Women in business suits, college students in sweats, restaurant workers and messengers, hipsters, hardhats and hospital interns – all stopped at the lights along Chestnut and Walnut (well, maybe not all stopped), straddling their road bikes and vintage three-speeds, folders and fixies, BMX bikes and beaters. Part of an estimated crowd of 36,000 cyclists on their daily rounds around Fitler Square, on tree-lined blocks of brownstones and brick row-houses, kids ride to their schools – sometimes with their parents alongside, sometimes not. All over the city, from Society Hill to Fishtown, cops patrol on bikes, recyclers haul trash on bikes, takeout guys deliver on bikes.
Try to find a space to lock your wheels at the gastro pubs of Northern Liberties and South Philly – the Standard Tap, say, or POPE: bikes piled three high on lamp posts and poles, moored to the artist-crafted wrought-iron rings affixed to the bar's outside walls, the gates and fences like site-specific sculptures of metal and rubber, a tangle of wheels and metal, Kryptonite and Brooks.
Philadelphia – where the first bicycle was introduced to America at the 1876 Bicentennial at Exposition Hall and where Mayor Nutter led an informal peloton along the Schuylkill River toward City Hall for Bike to Work Week this spring – is fast gaining a reputation as the bike-friendliest place on the East Coast and is earning a new nickname: The City of Bikerly Love. And there is legislation in City Council to establish a Philadelphia bike-share program modeled on ones running in Paris and Madrid.

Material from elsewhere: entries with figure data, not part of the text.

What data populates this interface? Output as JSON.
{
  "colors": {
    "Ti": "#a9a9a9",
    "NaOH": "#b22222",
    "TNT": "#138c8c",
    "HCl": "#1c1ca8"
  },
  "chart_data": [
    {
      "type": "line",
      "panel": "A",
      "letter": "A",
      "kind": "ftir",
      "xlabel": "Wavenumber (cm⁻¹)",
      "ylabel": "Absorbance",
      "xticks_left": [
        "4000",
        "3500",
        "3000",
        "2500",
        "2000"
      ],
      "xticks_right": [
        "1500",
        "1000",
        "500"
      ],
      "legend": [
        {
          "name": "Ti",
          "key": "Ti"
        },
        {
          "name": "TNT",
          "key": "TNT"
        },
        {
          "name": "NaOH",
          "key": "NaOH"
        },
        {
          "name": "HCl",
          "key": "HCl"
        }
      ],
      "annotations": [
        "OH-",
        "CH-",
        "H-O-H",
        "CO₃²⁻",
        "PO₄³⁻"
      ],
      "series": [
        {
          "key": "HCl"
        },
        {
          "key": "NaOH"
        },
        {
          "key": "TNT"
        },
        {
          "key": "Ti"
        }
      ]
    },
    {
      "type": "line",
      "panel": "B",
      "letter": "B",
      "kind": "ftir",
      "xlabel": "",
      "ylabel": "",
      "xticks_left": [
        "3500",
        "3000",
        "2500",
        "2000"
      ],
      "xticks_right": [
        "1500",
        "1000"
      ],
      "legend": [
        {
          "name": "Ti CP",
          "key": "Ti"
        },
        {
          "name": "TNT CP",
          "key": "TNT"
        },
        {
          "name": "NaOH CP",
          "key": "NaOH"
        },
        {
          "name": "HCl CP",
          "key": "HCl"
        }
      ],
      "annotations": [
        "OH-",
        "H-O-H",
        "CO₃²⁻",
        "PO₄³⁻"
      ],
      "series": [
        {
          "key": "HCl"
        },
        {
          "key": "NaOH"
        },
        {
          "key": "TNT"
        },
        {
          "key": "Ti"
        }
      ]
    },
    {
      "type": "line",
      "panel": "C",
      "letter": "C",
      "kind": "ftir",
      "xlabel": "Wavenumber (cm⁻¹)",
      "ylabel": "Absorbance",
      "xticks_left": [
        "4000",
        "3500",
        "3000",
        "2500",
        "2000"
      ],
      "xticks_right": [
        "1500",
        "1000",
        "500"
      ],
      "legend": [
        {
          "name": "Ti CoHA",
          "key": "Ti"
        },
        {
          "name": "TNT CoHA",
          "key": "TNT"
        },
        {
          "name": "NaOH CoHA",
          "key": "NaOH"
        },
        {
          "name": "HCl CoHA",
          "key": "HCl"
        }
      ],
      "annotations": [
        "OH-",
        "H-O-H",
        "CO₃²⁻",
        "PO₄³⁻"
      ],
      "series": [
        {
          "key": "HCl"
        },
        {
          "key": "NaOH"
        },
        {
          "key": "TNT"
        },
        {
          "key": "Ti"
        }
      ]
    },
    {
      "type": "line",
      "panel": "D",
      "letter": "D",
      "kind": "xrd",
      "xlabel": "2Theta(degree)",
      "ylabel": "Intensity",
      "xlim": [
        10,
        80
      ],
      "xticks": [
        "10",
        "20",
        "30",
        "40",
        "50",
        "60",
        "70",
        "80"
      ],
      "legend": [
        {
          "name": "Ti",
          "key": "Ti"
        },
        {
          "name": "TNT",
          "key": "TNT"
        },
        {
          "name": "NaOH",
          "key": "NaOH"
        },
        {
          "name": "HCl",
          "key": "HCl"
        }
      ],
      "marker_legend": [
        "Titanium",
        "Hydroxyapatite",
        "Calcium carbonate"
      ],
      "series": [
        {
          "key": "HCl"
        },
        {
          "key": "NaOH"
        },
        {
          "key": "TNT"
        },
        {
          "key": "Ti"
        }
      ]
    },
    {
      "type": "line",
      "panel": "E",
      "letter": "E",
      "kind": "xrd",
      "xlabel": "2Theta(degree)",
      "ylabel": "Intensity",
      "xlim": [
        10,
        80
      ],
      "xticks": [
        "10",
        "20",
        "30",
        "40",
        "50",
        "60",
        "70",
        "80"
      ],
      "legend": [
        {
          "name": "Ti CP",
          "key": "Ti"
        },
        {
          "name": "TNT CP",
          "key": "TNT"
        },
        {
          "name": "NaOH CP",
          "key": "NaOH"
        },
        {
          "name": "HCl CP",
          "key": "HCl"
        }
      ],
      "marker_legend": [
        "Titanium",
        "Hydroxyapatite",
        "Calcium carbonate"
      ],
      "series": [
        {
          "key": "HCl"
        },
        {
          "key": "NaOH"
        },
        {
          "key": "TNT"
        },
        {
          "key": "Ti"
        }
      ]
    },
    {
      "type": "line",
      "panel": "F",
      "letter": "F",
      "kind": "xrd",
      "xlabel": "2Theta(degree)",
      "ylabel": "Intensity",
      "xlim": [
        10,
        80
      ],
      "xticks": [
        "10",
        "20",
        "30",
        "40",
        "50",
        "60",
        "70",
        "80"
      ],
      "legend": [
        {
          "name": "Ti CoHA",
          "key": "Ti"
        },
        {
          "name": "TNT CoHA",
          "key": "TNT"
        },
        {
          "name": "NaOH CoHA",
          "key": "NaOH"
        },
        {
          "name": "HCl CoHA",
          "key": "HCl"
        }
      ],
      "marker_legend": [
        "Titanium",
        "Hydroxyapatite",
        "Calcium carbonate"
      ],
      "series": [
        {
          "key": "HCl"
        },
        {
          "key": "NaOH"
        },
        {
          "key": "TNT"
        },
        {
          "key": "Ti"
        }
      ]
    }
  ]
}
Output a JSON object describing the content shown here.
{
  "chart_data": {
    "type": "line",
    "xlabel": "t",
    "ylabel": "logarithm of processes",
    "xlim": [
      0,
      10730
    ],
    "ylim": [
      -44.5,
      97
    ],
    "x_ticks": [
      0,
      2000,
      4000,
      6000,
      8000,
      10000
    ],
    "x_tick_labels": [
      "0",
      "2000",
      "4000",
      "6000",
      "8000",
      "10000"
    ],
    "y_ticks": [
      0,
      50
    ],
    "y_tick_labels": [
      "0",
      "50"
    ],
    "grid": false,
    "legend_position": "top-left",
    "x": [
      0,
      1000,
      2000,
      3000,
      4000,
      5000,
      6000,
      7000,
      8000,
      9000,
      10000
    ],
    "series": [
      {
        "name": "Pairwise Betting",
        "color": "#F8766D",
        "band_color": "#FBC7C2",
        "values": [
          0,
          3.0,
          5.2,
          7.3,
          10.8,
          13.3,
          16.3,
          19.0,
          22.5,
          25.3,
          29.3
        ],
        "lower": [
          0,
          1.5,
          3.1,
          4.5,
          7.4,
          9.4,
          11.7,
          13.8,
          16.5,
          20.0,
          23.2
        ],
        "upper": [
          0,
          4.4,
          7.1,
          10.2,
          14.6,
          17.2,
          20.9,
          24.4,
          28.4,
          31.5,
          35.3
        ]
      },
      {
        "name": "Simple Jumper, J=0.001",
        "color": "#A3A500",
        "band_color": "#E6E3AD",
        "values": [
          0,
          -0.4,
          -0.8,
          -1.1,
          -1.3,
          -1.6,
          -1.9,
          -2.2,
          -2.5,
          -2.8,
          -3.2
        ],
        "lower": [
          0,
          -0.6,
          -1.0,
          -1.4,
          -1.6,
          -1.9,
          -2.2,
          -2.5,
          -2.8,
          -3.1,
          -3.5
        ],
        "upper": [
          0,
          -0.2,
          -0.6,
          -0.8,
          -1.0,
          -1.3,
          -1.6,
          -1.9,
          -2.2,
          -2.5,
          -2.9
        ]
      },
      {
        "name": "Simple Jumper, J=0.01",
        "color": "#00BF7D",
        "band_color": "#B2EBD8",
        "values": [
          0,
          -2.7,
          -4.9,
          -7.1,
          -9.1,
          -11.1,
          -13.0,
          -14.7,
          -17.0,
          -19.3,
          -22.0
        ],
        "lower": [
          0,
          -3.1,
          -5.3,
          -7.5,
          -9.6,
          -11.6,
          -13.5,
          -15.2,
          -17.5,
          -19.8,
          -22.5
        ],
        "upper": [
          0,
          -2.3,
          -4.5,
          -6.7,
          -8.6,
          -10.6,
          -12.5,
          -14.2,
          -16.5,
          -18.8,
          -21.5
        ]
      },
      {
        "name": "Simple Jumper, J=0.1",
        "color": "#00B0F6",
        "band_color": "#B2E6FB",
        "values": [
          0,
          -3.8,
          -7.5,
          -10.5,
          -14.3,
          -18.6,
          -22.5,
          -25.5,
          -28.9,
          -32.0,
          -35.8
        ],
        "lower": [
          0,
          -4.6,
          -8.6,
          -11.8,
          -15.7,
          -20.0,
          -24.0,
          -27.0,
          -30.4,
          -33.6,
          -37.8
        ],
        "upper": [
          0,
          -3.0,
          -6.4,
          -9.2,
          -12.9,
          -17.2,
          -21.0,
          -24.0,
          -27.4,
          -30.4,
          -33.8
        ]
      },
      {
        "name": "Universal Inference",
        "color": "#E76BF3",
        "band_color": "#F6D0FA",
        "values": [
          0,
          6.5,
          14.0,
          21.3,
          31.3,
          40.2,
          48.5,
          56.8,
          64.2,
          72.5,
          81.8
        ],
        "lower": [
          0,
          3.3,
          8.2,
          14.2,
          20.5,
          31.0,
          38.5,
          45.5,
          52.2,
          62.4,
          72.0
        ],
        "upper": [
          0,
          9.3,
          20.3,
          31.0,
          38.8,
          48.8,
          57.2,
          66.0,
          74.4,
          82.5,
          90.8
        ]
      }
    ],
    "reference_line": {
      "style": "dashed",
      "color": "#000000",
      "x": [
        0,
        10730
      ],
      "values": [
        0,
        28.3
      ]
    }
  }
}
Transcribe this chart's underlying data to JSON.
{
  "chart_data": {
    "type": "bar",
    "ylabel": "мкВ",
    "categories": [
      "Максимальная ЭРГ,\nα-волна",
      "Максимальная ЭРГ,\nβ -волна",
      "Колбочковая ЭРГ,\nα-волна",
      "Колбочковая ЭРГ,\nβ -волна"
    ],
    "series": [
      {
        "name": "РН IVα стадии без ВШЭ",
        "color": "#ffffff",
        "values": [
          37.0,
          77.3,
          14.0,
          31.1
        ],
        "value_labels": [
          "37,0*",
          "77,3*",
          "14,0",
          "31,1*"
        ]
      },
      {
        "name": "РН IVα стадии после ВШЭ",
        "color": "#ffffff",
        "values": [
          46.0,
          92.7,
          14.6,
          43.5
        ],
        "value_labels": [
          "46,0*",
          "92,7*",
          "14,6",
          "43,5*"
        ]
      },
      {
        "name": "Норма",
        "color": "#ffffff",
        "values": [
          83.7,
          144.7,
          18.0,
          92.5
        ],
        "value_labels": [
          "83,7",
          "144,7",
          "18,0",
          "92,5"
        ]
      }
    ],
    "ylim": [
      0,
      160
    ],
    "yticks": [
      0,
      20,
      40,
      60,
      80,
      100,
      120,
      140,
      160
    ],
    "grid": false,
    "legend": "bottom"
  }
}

“I’ve biked all over the world,” says Kimberley Leahy, 37, chair of the Communications Department at Chestnut Hill College, “and Philadelphia’s beautiful to bike in. It’s the fifth largest city in the country, and we’ve still got the greenest city in the country. Fairmount Park is bigger than Central Park. A lot of the city is flat. It’s perfect.”
Leahy isn’t kidding: she lived in Dubai for a year, taking her road bike and Huffington, her Pomeranian, along with her. She and her six-pound pooch (his head popping out of a backpack) have ridden in Holland and Lithuania. She was recently wheeling on her Trek 4500 to South Street – Huffington alertly looking over Leahy’s shoulder – to grab lunch with a friend.
“It’s a thing that makes sense for people to do… and it’s something that naturally fits with Philadelphia,” says Doty, the city’s cycling advocate who commutes four miles from West Philadelphia and often goes for rides with his nine-year-old son (on his new road bike) and four-year-old daughter (in a trailer). “You know, we don’t have a mountain in the middle of the city like Montreal.”